Book review of Four Shots in the Night by Henry Hemming

Book review of Four Shots in the Night by Henry Hemming

Books


The epitome of success for an intelligence agency is to place an informer within the highest echelons of the enemy’s organization. But what if that mole is then asked to do something that endangers lives? Does the agency sacrifice the spy and jeopardize their mission, or allow someone on their own side to die?

In the murky world of secret agents and their handlers, this ugly quandary known as “the spymaster’s dilemma” is at the heart of British author Henry Hemming’s enthralling Four Shots in the Night: A True Story of Spies, Murder, and Justice in Northern Ireland, an account of the real-life intelligence war between British authorities and the Irish Republican Army (IRA) during Northern Ireland’s “troubles.” The 1968–1998 conflict led to the deaths of more than 3,500 people and created an atmosphere of constant fear and heartbreak.

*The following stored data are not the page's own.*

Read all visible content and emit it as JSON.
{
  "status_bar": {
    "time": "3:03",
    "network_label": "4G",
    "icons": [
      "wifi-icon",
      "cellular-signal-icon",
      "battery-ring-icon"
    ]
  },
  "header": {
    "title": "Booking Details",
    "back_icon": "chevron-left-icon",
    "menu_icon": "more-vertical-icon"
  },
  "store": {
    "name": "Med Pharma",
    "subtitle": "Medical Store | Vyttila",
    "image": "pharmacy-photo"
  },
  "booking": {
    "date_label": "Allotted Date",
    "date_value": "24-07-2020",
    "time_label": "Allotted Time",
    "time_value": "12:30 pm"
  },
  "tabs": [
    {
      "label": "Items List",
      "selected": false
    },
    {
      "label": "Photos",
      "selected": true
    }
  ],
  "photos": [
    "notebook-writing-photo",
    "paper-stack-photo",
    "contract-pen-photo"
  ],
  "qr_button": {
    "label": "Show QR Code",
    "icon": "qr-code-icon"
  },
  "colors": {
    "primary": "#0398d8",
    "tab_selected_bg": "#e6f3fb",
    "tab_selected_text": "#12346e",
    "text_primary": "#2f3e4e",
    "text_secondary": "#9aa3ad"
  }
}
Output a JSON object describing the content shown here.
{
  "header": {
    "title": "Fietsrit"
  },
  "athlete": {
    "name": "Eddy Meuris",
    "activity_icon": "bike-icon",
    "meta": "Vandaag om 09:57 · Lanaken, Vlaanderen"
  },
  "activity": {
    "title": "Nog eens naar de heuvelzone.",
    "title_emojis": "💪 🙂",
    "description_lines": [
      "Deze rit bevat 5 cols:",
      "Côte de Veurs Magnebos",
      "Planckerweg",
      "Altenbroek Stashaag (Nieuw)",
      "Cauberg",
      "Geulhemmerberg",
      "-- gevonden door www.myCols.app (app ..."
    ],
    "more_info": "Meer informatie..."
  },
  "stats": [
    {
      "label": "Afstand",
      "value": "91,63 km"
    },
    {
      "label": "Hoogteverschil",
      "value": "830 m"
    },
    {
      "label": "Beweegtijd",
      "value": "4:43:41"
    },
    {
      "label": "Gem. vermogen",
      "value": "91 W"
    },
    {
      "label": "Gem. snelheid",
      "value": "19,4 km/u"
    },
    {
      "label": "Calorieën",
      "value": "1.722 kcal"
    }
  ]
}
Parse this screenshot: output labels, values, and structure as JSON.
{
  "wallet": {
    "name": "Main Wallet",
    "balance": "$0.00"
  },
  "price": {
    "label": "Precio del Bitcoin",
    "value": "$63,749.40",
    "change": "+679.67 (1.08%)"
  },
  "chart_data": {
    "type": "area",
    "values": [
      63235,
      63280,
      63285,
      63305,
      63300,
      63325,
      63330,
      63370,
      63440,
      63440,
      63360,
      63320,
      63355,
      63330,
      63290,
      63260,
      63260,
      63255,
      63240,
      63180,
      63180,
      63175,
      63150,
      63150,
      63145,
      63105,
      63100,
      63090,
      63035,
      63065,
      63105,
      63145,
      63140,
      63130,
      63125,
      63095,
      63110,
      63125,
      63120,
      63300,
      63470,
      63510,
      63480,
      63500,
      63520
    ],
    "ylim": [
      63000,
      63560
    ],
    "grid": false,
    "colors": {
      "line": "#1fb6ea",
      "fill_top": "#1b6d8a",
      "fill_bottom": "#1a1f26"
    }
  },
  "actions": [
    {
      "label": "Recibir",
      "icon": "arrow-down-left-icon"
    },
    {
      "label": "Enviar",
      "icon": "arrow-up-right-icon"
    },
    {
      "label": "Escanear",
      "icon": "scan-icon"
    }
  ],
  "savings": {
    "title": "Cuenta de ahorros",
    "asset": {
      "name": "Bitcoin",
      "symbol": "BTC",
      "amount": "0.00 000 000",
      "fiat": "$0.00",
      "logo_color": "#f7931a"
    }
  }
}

Hemming follows an array of participants, but his focus is on three men: Frank Hegarty, Freddie Scappaticci and Martin McGuinness. Hegarty and Scappaticci were working-class Catholics with IRA connections who were recruited as informers by the British; McGuinness was a top IRA leader who ultimately morphed into a successful politician. Hegarty was killed by the IRA in 1986, and his murder led to what Hemming calls “kaleidoscopic fallout” in Britain that has lasted well into this century.

Hemming artfully unspools this complex tale with the skill of a suspense novelist, from Hegarty’s recruitment in 1980 by a fellow greyhound enthusiast, through the 2016 police investigation meant to bring closure to the case. Hemming’s greatest strength is his ability to take the reader inside the spies’ tradecraft: We learn how informants are persuaded (or coerced) into cooperation, how they meet with their handlers and exactly how they die when they’re betrayed. And like iconic espionage novelist John le Carré, Hemming shows us how internal bureaucratic rivalries can have lethal consequences.

Was Scappaticci the infamous British agent “Stakeknife” who was on the IRA’s hit squad? Was McGuinness a British asset? Who ordered Hegarty’s execution, and who did the deed? The main players are all dead now, and we’ll never know for sure. But Hemming allows us some informed guesses and forces us to face the inevitable moral tradeoffs of our shadow wars.